Blogs sind tot. Ok, vielleicht noch nicht ganz – aber fast. Denn seit Microblogging via Twitter und Co. fehlt dem populären Medium die Schnelligkeit, die noch vor kurzer Zeit den Reiz des Bloggens ausgemacht hat.
So titelt Admartinator auf seiner “formely-know-as-blog”-Webseite. Liegen die Blogs auf dem Sterbebett? Halten Twitter & Co. die Giftspritze in der Hand?

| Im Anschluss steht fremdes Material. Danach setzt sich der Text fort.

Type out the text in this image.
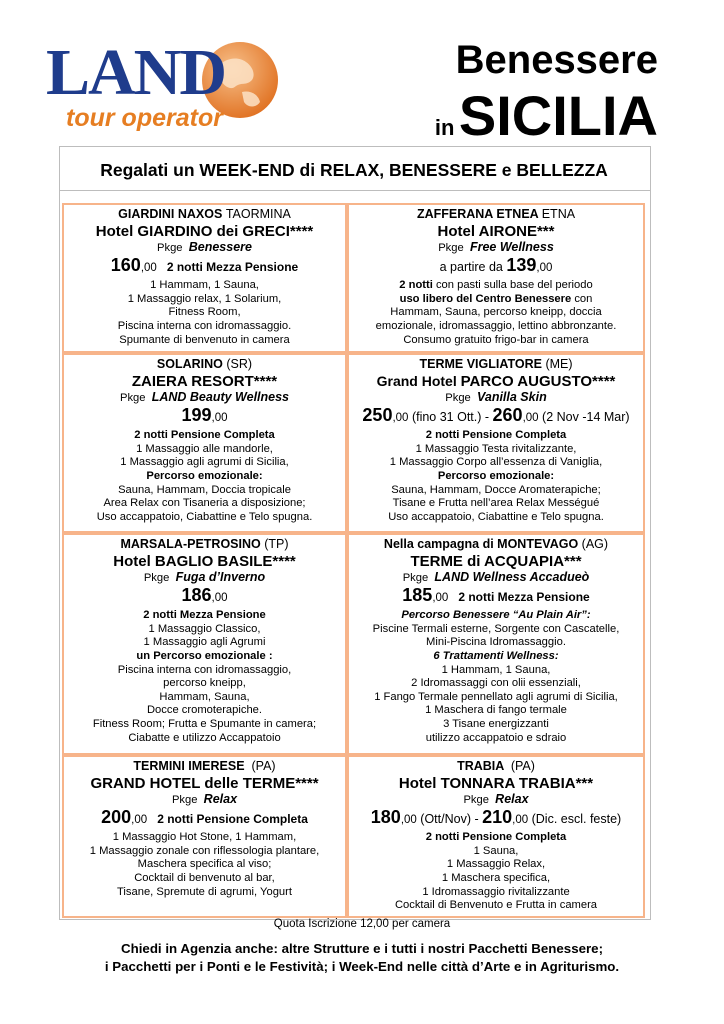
LAND
tour operator
Benessere
in SICILIA
Regalati un WEEK-END di RELAX, BENESSERE e BELLEZZA
GIARDINI NAXOS TAORMINA
Hotel GIARDINO dei GRECI****
Pkge Benessere
160,00 2 notti Mezza Pensione
1 Hammam, 1 Sauna,
1 Massaggio relax, 1 Solarium,
Fitness Room,
Piscina interna con idromassaggio.
Spumante di benvenuto in camera
ZAFFERANA ETNEA ETNA
Hotel AIRONE***
Pkge Free Wellness
a partire da 139,00
2 notti con pasti sulla base del periodo
uso libero del Centro Benessere con
Hammam, Sauna, percorso kneipp, doccia
emozionale, idromassaggio, lettino abbronzante.
Consumo gratuito frigo-bar in camera
SOLARINO (SR)
ZAIERA RESORT****
Pkge LAND Beauty Wellness
199,00
2 notti Pensione Completa
1 Massaggio alle mandorle,
1 Massaggio agli agrumi di Sicilia,
Percorso emozionale:
Sauna, Hammam, Doccia tropicale
Area Relax con Tisaneria a disposizione;
Uso accappatoio, Ciabattine e Telo spugna.
TERME VIGLIATORE (ME)
Grand Hotel PARCO AUGUSTO****
Pkge Vanilla Skin
250,00 (fino 31 Ott.) - 260,00 (2 Nov -14 Mar)
2 notti Pensione Completa
1 Massaggio Testa rivitalizzante,
1 Massaggio Corpo all’essenza di Vaniglia,
Percorso emozionale:
Sauna, Hammam, Docce Aromaterapiche;
Tisane e Frutta nell’area Relax Mességué
Uso accappatoio, Ciabattine e Telo spugna.
MARSALA-PETROSINO (TP)
Hotel BAGLIO BASILE****
Pkge Fuga d’Inverno
186,00
2 notti Mezza Pensione
1 Massaggio Classico,
1 Massaggio agli Agrumi
un Percorso emozionale :
Piscina interna con idromassaggio,
percorso kneipp,
Hammam, Sauna,
Docce cromoterapiche.
Fitness Room; Frutta e Spumante in camera;
Ciabatte e utilizzo Accappatoio
Nella campagna di MONTEVAGO (AG)
TERME di ACQUAPIA***
Pkge LAND Wellness Accadueò
185,00 2 notti Mezza Pensione
Percorso Benessere “Au Plain Air”:
Piscine Termali esterne, Sorgente con Cascatelle,
Mini-Piscina Idromassaggio.
6 Trattamenti Wellness:
1 Hammam, 1 Sauna,
2 Idromassaggi con olii essenziali,
1 Fango Termale pennellato agli agrumi di Sicilia,
1 Maschera di fango termale
3 Tisane energizzanti
utilizzo accappatoio e sdraio
TERMINI IMERESE (PA)
GRAND HOTEL delle TERME****
Pkge Relax
200,00 2 notti Pensione Completa
1 Massaggio Hot Stone, 1 Hammam,
1 Massaggio zonale con riflessologia plantare,
Maschera specifica al viso;
Cocktail di benvenuto al bar,
Tisane, Spremute di agrumi, Yogurt
TRABIA (PA)
Hotel TONNARA TRABIA***
Pkge Relax
180,00 (Ott/Nov) - 210,00 (Dic. escl. feste)
2 notti Pensione Completa
1 Sauna,
1 Massaggio Relax,
1 Maschera specifica,
1 Idromassaggio rivitalizzante
Cocktail di Benvenuto e Frutta in camera
Quota Iscrizione 12,00 per camera
Chiedi in Agenzia anche: altre Strutture e i tutti i nostri Pacchetti Benessere;
i Pacchetti per i Ponti e le Festività; i Week-End nelle città d’Arte e in Agriturismo.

Haben wir noch vor wenigen Monaten gegrölt, als uns jemand mit statischen HTML-Konstrukten um die Ecke kam, wird man heute belächelt, wenn man seine Kommunikationsfähigkeiten noch nicht auf die 140 Zeichen von Twitter subtrahiert hat. Noch nicht einmal abgeebbt sind die Beschimpfungen der Journaille, Blogs sind die Klowände des Internets und schon erklären wir Blogs für tot?
Wirft man aber einen genauen Blick auf das, was bei den Microbloggingdiensten inhaltlich abgeht, wird man feststellen, dass ein Microbloggingdienst ohne Blogs nicht mal Micro wäre. Das “Micro” bezieht sich zumeist auf die Menge der übertragenen Informationen. Kurze Informationsfragmente werden mehr oder minder zusammenhanglos veröffentlicht. Mag das bei Zustandsberichten auf Twitter und identi.ca (“Fieser Nieselregen. Immer wieder gern.”), Linkstipps bei Del.icio.us und Plattentipps auf Blip.fm und Last.fm funktionieren, lahmt das Geflügel an anderer Stelle.
Die Revolution, die die Blogs angeblich in die Netzwelt gebracht haben, war das dezentrale und individuelle Bearbeiten und Recherchieren von Themen, die individuelle Meinungsäußerung, die demokratisch offene Diskussion. Die Klowandbeschmierer setzten die klassischen Redaktionen unter Druck, ihre Beiträge zu öffnen und kommentierbar zu machen. Webinhalte waren stets monodirektional. Der Kunde durfte konsumieren und seine Klappe halten. Erst Blogs haben die bidirektionale Kommunikation ermöglicht.
Wie bei allem was neu ist, bedarf es einer Zeit von Selbstfindung und Evolution. Neunzig Prozent der Blogs spielen innerhalb der Netzwelt angeblich eine zu vernachlässigende Rolle. Dennoch hat sich die Spezies Mensch auch aus einer Ursuppe mit abermillionen Einzellern entwickelt. Ebene jene Blogursuppe brachte das hervor, was den Platzhirschen das Fürchten lehrte: ausführliche Themenabhandlungen, kritische Standpunktbeleuchtung, geekige Gadgetsammlungen und vieles mehr – von Personen jenseits des Mainstream-Bizz. Was einst Redaktionen als Monopolisten erschufen, liefert heute der Blogger. Und der soll jetzt zum Microblogger werden?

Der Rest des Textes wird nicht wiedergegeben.